Preapplications are strongly encouraged but not required prior to submission of a full application. However, notification of a successful preapplication is not an indication that an award will be made in response to the formal application. The preapplication should identify on the cover sheet the institution, Principal Investigator name(s), address(s), telephone, and fax number(s) and E-mail address(es), title of the project, and the field of scientific research. A brief (one-page) vitae should be provided for each Principal Investigator. The preapplication should consist of a two to three page narrative describing the research project objectives, the approach to be taken, and a description of any research partnerships. Preapplications will be reviewed by DOE relative to the scope and research needs of the ISIC program.

Merit Review

Applications will be subjected to scientific merit review (peer review) and will be evaluated against the following evaluation criteria listed in descending order of importance as codified at 10 CFR 605.10(d):

1. Scientific and/or Technical Merit of the Project,

2. Appropriateness of the Proposed Method or Approach,

3. Competency of Applicant's Personnel and Adequacy of Proposed Resources,

4. Reasonableness and Appropriateness of the Proposed Budget.
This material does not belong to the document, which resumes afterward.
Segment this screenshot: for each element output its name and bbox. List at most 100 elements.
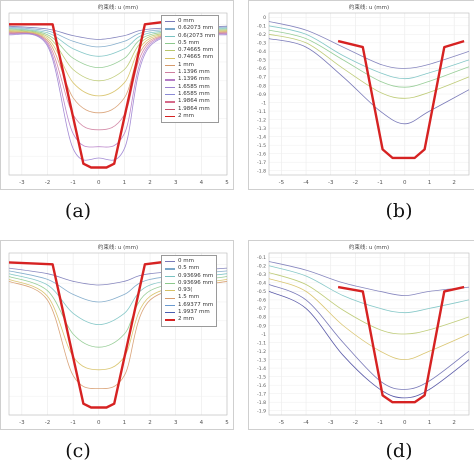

The evaluation of applications under item 1, Scientific and Technical Merit, will pay particular attention to:

(a) The potential of the proposed project to make a significant impact in the effectiveness of SciDAC applications researchers;

(b) The demonstrated capabilities of the applicants to perform basic research related to ISIC and transform these research results into software that can be widely deployed;

(c) The likelihood that the algorithms, methods, mathematical libraries, and software components that result from this effort will have impact on science disciplines outside of the SciDAC applications projects;

(d) Identification and approach to software integration and long term support issues, including component technology, documentation, test cases, tutorials, end user training, and quality maintenance and evolution.

The evaluation under item 2, Appropriateness of the Proposed Method or Approach, will also consider the following elements related to Quality of Planning:

(a) Quality of the plan for effective coupling to applications researchers;

(b) Quality of plan for ensuring interoperability and integration with software produced by other ISIC and SciDAC efforts;

(b) Viability of plan for deployment of software to SciDAC facilities and applications groups;

(c) Knowledge of and coupling to other efforts in high performance scientific computing software such as the DOE ACTS program, the DOE ASCI program and the NSF ITR program;

(d) Quality and clarity of proposed work schedule and deliverables.

Note that external peer reviewers are selected with regard to both their scientific expertise and the absence of conflict-of-interest issues. Non-federal reviewers may be used, and submission of an application constitutes agreement that this is acceptable to the investigator(s) and the submitting institution. Reviewers will be selected to represent expertise in the technology areas proposed, applications groups that are potential users of the technology, and related programs in other Federal Agencies or parts of DOE, such as the Advanced Strategic Computing Initiative (ASCI) within DOE's National Nuclear Security Administration.

Information about the development and submission of applications, eligibility, limitations, evaluation, selection process, and other policies and procedures including detailed procedures for submitting proposals from multi-institution partnerships may be found in 10 CFR part 605, and in the Application Guide for the Office of Science Financial Assistance Program. Electronic access to the Guide and required forms is made available via the World Wide Web at: http://www.science.doe.gov/production/grants/grants.html. The Project Description must be 20 pages or less, including tables and figures, but exclusive of attachments. The application must contain an abstract or project summary, letters of intent from collaborators, and short vitae.

The Catalog of Federal Domestic Assistance number for this program is 81.049, and the solicitation control number is ERFAP 10 CFR part 605.